Pois não há viagem que não te modifique, não há ida que não te faça revirar a alma antes da volta. Permitir-se ser moldado pelo mundo, flexivelmente como a argila, dói bem menos do que manter-se como o recife contra o mar. A mudança virá, permita você ou não. Afinal, deslocar-se no espaço é quase tão eficiente quanto o tempo para curar e renovar. Qualquer rota tomada vai de encontro a si mesmo, resgatando o foco, a segurança e a coragem. Viaje, reencontre-se.





01/11/2010

Freud disse...


“No inconsciente, não existe o conceito de tempo, de certo e errado e não há contradição.” Eis que me falta um certo período inconsciente, quase inconsequente. Dói ser tão impulsiva, assusta não ter paciência pra esperar que tudo ocorra de forma natural. Mas me sinto aliviada quando cuspo meus marimbondos e saio atropelando tudo que me cerca. Eis o problema: talvez eu seja movida a adrenalina e nenhum outro jeito de ser realmente me sustente.

Gosto de tudo bem planejado, esclarecido, transparente. Por isso falo na cara, por isso aparento tamanha coragem, no limite da loucura. Cara de pau, para ser mais precisa. A questão é que não suporto a idéia de perder tempo com joguinhos, com frescuras e convenções sociais, com a guerra de egos que o mundo inteiro simula e dissimula. Não dá pra mudar, se não vejo isso como uma atitude indevida. Volto ao inconsciente, onde não há esse julgamento...

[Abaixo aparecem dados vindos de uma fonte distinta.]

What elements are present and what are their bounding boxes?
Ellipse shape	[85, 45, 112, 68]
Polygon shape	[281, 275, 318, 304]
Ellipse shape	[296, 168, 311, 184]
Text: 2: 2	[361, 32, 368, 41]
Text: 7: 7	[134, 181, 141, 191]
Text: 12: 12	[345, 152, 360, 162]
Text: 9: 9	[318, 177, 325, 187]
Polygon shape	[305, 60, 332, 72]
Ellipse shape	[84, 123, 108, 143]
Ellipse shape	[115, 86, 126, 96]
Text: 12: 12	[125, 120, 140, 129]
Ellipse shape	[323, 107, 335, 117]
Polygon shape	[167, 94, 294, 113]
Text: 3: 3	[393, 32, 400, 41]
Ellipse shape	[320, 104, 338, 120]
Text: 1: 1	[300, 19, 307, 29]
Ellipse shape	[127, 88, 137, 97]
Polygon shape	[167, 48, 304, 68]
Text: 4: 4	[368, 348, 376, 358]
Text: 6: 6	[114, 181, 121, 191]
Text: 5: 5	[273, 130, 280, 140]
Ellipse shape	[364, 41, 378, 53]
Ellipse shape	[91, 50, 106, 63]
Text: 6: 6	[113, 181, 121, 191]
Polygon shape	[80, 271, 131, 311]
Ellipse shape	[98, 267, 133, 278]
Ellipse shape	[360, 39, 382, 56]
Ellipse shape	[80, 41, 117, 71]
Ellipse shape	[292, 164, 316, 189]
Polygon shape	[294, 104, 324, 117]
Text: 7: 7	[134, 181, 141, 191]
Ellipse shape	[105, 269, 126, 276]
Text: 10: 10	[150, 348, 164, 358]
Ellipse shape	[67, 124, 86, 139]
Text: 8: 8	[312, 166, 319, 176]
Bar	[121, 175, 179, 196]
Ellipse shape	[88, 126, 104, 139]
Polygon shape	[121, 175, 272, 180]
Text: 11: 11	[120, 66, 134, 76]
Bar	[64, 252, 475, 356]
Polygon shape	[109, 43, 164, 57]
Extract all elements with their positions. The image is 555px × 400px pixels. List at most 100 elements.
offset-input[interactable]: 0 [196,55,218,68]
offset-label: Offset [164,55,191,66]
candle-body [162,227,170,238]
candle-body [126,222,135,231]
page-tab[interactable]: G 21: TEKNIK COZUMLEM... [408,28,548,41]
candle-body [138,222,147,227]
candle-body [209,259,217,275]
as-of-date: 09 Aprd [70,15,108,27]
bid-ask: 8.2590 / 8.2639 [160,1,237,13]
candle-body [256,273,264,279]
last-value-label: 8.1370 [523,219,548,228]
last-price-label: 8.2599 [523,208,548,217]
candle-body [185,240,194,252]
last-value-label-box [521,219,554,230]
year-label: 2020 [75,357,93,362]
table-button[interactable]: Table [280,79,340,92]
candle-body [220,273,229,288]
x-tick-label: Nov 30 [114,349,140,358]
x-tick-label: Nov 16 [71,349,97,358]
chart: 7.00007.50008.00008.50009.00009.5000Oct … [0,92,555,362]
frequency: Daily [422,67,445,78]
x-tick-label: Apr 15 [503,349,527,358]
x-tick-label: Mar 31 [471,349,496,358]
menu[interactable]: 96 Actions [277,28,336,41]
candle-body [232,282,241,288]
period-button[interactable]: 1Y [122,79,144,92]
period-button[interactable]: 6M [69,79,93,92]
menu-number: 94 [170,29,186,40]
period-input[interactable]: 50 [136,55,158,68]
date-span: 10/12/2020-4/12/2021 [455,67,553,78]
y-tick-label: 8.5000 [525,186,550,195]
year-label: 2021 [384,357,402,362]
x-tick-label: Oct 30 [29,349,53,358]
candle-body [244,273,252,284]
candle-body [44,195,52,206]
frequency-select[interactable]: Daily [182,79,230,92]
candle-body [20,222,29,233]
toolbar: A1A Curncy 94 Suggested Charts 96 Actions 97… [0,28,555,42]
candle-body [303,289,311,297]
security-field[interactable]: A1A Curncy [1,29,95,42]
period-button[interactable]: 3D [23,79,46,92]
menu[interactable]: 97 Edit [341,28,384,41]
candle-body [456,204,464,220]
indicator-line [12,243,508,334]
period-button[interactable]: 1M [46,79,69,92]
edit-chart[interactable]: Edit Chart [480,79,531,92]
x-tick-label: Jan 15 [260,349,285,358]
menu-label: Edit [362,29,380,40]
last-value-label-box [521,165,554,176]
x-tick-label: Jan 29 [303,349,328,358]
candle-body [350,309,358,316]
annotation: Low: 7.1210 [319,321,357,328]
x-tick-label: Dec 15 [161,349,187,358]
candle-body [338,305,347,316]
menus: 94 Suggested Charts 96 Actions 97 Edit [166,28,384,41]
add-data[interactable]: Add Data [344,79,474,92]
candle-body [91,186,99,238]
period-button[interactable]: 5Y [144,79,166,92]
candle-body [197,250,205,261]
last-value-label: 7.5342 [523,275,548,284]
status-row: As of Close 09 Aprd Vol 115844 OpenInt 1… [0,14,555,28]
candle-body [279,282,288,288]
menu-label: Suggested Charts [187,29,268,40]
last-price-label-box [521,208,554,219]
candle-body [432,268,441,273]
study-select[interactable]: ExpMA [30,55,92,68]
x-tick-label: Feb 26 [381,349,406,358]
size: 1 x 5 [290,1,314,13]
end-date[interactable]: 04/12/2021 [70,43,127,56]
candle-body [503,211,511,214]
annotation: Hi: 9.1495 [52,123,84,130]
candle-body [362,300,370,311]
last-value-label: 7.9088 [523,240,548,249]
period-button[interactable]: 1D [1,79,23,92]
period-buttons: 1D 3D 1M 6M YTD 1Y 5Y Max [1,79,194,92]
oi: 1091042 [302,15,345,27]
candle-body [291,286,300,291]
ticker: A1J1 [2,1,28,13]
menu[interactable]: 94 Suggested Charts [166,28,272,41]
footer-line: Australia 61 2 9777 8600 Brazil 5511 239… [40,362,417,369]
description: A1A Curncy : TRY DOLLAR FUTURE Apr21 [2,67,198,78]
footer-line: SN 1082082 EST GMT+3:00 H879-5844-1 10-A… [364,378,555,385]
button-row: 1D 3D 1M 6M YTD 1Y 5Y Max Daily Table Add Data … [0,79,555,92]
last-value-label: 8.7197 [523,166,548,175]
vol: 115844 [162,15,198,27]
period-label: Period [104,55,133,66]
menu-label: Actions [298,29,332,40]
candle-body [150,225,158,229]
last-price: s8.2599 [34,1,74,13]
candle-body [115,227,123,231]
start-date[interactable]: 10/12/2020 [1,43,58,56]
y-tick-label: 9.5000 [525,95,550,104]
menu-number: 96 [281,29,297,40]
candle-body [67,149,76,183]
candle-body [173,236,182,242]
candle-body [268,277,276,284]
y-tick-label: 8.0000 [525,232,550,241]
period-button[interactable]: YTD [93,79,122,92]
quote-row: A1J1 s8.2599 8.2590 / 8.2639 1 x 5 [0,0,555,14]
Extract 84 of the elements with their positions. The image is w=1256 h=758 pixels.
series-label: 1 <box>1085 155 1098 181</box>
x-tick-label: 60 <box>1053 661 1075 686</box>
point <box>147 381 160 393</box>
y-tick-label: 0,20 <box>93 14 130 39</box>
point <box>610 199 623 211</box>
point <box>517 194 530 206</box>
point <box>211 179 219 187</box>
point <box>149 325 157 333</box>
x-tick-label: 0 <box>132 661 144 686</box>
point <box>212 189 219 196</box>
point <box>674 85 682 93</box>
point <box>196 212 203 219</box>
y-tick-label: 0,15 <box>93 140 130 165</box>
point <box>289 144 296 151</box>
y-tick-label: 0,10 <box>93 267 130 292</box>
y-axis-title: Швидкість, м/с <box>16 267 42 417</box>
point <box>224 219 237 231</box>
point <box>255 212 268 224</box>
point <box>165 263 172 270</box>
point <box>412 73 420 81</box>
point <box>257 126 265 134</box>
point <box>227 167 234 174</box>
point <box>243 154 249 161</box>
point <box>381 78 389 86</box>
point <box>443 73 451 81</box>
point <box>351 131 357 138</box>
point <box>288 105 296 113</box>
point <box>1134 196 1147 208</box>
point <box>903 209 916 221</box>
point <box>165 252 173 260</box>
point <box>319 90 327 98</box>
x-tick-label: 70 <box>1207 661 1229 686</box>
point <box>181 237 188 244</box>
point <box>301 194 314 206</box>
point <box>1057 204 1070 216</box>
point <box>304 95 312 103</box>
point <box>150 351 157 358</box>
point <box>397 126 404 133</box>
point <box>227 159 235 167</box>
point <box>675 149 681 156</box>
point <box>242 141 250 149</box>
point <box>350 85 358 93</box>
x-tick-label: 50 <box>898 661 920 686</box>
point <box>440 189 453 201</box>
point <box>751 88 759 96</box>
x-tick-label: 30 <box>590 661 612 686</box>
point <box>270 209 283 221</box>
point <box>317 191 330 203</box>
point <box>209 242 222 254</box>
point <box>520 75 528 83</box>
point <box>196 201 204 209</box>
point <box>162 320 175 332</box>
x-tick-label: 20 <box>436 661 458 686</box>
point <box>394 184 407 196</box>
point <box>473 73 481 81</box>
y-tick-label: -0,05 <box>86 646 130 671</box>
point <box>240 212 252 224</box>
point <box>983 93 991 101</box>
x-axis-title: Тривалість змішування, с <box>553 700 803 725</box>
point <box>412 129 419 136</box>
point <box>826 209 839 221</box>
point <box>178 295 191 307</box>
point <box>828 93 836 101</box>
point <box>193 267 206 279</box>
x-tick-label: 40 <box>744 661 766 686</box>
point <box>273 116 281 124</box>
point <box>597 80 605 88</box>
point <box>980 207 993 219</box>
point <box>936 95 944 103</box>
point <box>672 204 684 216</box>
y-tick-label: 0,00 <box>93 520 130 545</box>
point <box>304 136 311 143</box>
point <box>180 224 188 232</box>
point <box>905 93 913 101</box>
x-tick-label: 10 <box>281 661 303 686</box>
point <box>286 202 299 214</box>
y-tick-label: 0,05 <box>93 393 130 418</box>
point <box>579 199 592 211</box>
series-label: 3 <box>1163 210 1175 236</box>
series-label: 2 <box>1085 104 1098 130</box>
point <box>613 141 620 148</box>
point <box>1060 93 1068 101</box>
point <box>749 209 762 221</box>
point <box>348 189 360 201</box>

Sim, aí também mora a contradição... Se gosto de fazer planos, como posso ser espontânea e assumir iniciativas malucas, quase suicidas? A questão é que ter um cenário e personagens é fundamental à construção de castelos imaginários, que se confundem constantemente com meus planos mirabolantes. Sim, hoje quero me casar com um príncipe, mas me basta acordar amanhã do mesmo jeito que estou hoje. Sim, quero rodar o mundo sozinha, sem rumo, mas vale também se eu ainda acordar na minha cama e no dia seguinte estiver na Bahia. Eis que a contradição pode se sustentar por um dia, ou um pouco mais, pois não ameaça a essência.

30/10/2010

Ação e Reação

Destinos se conectam apesar das improbabilidades. Algo em mim atrai histórias de pessoas muito diferentes que normalmente me fazem refletir sobre minha própria história. Fato é que as grandes mudanças no meu jeito de ser sempre ocorreram em momentos de grande luta e dor. Porém, o que nos define nestes tempos de medo é a forma como reagimos ao que nos espera adiante. Ou seja, você é a medida proporcional à luta travada para superar o que o aterroriza. Você age e reage a cada respiração.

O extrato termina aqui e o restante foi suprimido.